I’ve seem the word more than a few times in the past year, and I thought it meant “female incel”.²

However, the sub in question just seems to post girly stuff and be accepting to all feminine energents “where anybody can post memes that fit the vibe.” So what the hell is this vibe? I don’t see any incel-adjacent stuff except maybe some facetious self-deprecation, but do you have to get incel vibes to do that?


¹ Until we can truly standardize what we call them: magazines, communities (Lemmy, please pick a better name. This is too vague.), forums, hashtags, etc…, I’m calling them something we can all understand. ² Thinking about the etymology of “incel”, “femcel” should actually be “female celibate”, but who in the sam hill cares.

  • @Carrolade
    link
    English
    214 days ago

    That’s funny, it never really annoyed me when people called reddit subs channels. I suppose differentiation is not particularly important in my mind. Neither is conformity, so it doesn’t really bother me that much when people use the lingo they prefer, so long as their meaning is clear.

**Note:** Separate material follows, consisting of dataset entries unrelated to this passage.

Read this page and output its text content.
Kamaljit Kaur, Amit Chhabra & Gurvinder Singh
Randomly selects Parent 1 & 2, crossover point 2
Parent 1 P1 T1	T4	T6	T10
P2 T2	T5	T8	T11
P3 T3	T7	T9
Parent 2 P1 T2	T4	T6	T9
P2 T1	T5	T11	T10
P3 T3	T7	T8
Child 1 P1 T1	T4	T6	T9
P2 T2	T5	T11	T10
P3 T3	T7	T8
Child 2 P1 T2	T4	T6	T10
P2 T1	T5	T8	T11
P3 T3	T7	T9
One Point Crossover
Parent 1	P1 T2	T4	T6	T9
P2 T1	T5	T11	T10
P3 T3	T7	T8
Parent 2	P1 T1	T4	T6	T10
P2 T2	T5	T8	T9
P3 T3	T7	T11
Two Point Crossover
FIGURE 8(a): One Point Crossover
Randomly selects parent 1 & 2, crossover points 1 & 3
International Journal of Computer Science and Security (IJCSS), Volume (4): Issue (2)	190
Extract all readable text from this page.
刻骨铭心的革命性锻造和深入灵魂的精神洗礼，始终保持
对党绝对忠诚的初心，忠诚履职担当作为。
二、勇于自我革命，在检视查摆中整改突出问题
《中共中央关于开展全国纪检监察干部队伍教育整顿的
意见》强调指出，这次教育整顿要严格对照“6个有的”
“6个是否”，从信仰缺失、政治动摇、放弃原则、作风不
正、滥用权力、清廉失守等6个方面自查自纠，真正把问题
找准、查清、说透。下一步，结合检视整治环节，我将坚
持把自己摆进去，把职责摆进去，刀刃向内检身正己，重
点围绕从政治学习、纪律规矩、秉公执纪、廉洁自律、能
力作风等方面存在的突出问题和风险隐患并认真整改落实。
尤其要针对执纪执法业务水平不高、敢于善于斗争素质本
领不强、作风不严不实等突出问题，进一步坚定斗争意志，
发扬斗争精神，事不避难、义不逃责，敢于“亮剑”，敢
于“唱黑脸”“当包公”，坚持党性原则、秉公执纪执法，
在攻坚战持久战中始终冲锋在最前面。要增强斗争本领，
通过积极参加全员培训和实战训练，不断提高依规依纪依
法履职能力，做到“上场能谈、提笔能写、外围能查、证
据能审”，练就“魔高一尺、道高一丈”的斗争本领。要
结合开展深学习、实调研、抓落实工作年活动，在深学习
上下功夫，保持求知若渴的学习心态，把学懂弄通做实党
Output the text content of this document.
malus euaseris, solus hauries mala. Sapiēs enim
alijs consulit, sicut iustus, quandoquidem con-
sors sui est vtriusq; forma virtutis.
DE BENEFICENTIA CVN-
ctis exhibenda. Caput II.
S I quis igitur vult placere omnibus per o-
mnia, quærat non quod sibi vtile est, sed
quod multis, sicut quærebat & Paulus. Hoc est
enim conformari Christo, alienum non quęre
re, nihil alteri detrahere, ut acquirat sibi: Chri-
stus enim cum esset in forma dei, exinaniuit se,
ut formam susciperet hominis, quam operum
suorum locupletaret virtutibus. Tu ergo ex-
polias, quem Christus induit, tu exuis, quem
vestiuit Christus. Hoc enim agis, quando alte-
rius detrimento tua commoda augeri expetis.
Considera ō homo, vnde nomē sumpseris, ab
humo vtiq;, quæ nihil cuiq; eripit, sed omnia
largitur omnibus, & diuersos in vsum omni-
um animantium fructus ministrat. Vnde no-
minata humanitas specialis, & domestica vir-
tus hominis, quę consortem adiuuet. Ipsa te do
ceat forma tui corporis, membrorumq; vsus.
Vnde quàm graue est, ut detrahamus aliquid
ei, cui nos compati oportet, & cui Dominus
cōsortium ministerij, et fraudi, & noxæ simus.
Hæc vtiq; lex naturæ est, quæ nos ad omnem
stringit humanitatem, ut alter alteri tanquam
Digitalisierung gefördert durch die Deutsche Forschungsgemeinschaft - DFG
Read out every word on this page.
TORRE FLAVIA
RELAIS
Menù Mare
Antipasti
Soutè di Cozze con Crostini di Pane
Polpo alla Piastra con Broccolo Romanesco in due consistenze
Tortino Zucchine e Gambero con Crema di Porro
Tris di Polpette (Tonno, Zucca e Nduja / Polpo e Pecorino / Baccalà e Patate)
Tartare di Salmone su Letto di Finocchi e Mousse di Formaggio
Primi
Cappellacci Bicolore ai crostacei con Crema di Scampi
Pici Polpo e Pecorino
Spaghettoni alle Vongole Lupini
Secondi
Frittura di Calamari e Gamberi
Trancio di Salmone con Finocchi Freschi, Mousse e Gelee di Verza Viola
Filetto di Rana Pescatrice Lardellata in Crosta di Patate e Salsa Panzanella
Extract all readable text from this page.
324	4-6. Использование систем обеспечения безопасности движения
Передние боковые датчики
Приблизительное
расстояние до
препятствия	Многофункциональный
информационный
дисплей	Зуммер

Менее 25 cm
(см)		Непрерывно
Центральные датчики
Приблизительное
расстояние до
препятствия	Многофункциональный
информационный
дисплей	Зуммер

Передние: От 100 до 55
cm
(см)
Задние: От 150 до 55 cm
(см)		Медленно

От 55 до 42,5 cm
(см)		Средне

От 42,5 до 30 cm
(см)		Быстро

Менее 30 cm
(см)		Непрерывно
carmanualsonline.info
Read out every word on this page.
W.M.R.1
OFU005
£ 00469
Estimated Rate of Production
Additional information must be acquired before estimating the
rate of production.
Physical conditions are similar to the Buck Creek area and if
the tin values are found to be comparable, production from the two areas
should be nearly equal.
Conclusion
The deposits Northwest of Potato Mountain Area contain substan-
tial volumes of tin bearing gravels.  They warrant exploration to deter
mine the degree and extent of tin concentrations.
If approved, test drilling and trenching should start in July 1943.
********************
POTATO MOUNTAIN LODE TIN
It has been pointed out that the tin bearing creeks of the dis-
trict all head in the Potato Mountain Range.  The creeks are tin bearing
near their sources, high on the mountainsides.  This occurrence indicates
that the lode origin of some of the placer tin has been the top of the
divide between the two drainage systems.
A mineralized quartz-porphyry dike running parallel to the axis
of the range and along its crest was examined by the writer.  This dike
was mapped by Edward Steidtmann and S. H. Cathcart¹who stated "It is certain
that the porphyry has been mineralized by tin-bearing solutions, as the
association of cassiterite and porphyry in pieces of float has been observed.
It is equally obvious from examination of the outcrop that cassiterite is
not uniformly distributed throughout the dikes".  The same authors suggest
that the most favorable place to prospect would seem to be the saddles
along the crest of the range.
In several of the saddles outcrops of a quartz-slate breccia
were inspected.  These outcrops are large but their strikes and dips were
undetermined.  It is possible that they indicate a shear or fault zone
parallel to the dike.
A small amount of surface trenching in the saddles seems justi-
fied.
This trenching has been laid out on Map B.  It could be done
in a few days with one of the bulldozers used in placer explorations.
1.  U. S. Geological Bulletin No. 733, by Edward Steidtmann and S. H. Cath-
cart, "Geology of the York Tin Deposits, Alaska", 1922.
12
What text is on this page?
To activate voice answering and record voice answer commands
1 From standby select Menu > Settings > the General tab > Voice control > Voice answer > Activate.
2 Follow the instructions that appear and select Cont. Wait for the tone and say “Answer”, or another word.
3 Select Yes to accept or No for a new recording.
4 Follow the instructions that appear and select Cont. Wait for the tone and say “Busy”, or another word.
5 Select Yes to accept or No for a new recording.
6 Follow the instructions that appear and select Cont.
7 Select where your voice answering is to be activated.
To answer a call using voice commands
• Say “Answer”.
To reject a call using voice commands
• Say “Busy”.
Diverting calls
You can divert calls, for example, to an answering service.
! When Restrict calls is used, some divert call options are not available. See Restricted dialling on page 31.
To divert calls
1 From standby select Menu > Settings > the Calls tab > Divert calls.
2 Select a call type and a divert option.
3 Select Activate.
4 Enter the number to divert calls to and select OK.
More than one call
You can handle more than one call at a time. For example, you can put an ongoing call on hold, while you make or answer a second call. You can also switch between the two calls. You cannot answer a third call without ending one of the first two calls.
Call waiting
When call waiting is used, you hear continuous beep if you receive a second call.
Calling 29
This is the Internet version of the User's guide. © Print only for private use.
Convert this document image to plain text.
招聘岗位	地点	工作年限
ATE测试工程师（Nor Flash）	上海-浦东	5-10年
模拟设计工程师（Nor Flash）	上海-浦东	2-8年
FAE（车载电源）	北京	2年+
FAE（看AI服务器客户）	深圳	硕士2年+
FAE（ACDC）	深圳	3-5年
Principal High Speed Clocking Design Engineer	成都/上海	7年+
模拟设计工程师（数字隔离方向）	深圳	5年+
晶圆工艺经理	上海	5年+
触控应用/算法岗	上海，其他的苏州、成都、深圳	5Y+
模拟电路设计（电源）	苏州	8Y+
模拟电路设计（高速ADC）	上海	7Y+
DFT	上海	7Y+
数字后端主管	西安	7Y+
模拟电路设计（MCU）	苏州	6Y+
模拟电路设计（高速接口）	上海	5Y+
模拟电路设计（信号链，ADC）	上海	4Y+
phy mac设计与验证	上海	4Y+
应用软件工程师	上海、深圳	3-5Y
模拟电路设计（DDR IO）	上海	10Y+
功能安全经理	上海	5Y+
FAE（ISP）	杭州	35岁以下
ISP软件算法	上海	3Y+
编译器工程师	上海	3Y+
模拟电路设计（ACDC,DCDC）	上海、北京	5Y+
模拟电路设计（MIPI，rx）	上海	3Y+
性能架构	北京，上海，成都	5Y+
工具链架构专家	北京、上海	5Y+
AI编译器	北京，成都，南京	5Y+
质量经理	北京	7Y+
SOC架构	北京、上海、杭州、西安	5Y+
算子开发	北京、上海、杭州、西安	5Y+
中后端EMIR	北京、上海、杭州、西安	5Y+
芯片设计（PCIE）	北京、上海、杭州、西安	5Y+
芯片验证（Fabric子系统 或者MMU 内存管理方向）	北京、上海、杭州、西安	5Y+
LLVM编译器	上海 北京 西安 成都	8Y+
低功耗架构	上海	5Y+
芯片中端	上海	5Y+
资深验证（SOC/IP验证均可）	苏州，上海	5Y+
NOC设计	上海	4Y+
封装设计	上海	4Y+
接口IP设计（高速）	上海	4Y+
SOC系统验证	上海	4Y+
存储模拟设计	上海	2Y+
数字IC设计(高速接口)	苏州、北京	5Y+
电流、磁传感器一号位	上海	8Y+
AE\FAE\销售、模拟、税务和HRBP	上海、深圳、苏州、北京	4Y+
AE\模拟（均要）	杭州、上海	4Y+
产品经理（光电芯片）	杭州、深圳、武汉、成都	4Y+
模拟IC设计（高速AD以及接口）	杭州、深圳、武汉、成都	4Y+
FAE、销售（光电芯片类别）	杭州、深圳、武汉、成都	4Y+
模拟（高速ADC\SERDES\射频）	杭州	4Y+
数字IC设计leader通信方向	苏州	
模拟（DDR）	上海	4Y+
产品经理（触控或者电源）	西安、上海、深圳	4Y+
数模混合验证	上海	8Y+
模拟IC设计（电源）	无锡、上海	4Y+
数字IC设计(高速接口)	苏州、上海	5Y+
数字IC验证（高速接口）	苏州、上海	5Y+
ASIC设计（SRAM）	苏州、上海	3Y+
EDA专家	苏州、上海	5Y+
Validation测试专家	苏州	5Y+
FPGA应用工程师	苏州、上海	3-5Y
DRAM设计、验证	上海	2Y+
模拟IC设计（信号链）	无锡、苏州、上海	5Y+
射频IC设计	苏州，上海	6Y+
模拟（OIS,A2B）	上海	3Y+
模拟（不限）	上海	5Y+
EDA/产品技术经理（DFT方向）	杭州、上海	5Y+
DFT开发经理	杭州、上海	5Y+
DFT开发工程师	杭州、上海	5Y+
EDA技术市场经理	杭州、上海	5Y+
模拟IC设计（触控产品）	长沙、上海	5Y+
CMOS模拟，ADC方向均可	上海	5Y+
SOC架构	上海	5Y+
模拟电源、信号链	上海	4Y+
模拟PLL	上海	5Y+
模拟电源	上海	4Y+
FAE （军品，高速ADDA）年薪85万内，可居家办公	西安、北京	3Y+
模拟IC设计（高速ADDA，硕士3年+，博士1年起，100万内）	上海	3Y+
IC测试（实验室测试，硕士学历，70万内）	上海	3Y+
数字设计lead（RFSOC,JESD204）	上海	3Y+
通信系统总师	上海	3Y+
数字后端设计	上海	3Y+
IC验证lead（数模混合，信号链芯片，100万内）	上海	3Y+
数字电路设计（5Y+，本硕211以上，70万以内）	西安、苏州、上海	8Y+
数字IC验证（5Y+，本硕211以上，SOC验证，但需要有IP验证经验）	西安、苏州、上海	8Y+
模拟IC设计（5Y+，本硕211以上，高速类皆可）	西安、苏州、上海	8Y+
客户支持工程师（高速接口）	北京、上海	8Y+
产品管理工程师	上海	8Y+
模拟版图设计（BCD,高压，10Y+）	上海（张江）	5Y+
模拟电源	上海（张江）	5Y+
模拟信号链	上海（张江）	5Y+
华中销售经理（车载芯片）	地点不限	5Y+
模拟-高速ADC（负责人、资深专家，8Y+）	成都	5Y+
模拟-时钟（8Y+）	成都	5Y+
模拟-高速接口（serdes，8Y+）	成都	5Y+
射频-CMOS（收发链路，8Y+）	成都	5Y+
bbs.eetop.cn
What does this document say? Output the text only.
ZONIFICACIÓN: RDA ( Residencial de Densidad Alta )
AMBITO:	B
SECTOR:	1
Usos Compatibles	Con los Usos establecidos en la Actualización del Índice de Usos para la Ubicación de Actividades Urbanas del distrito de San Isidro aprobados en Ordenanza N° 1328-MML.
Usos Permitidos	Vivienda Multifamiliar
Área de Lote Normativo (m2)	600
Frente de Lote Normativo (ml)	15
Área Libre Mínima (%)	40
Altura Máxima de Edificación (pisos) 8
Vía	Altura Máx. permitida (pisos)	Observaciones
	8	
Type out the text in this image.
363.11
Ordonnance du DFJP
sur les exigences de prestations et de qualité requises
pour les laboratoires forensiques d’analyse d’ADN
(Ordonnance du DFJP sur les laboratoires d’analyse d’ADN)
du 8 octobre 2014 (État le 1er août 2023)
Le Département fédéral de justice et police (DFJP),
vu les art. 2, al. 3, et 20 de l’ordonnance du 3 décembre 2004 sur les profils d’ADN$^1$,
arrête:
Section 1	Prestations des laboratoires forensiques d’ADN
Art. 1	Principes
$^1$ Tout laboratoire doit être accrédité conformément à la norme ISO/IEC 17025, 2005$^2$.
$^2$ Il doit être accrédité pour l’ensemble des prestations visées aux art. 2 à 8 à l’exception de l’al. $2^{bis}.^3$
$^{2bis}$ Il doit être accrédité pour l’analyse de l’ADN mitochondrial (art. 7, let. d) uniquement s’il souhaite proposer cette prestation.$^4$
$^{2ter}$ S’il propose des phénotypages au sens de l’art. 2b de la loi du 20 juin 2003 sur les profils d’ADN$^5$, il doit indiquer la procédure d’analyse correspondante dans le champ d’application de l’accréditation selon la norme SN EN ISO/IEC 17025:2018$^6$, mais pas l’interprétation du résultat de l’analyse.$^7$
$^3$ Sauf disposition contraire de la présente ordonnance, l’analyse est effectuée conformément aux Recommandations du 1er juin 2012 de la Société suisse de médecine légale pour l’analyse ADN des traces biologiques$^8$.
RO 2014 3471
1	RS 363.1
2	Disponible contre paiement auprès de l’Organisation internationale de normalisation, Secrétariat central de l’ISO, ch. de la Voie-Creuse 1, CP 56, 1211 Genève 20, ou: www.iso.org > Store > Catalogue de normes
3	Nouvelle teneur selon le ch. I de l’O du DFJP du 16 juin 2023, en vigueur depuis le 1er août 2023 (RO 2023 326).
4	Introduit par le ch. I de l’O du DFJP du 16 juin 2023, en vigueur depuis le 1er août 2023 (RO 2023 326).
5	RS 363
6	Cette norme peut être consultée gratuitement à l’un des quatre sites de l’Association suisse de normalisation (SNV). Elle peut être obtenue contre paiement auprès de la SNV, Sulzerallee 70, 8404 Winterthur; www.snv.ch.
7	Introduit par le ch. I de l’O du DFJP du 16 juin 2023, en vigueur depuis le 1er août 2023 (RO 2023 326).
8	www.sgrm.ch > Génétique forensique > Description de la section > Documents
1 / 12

    I don’t see it as being any big problem, in general. I’m not personally bothered by community, either, it’s the term I personally use. I do acknowledge that some people don’t seem to like it though, and that too does not bother me.

    One problem with your accent example is local cultures were never chosen, they evolved slowly over many years. Lemmy was engineered from the ground up, very recently. Someone chose these specific things, so you’re not adapting to some long storied culture, you’re adapting to an arbitrary choice some dude made a few years ago. I think this is partly why people feel more comfortable criticising it, where they wouldn’t if it were something like a local dialect.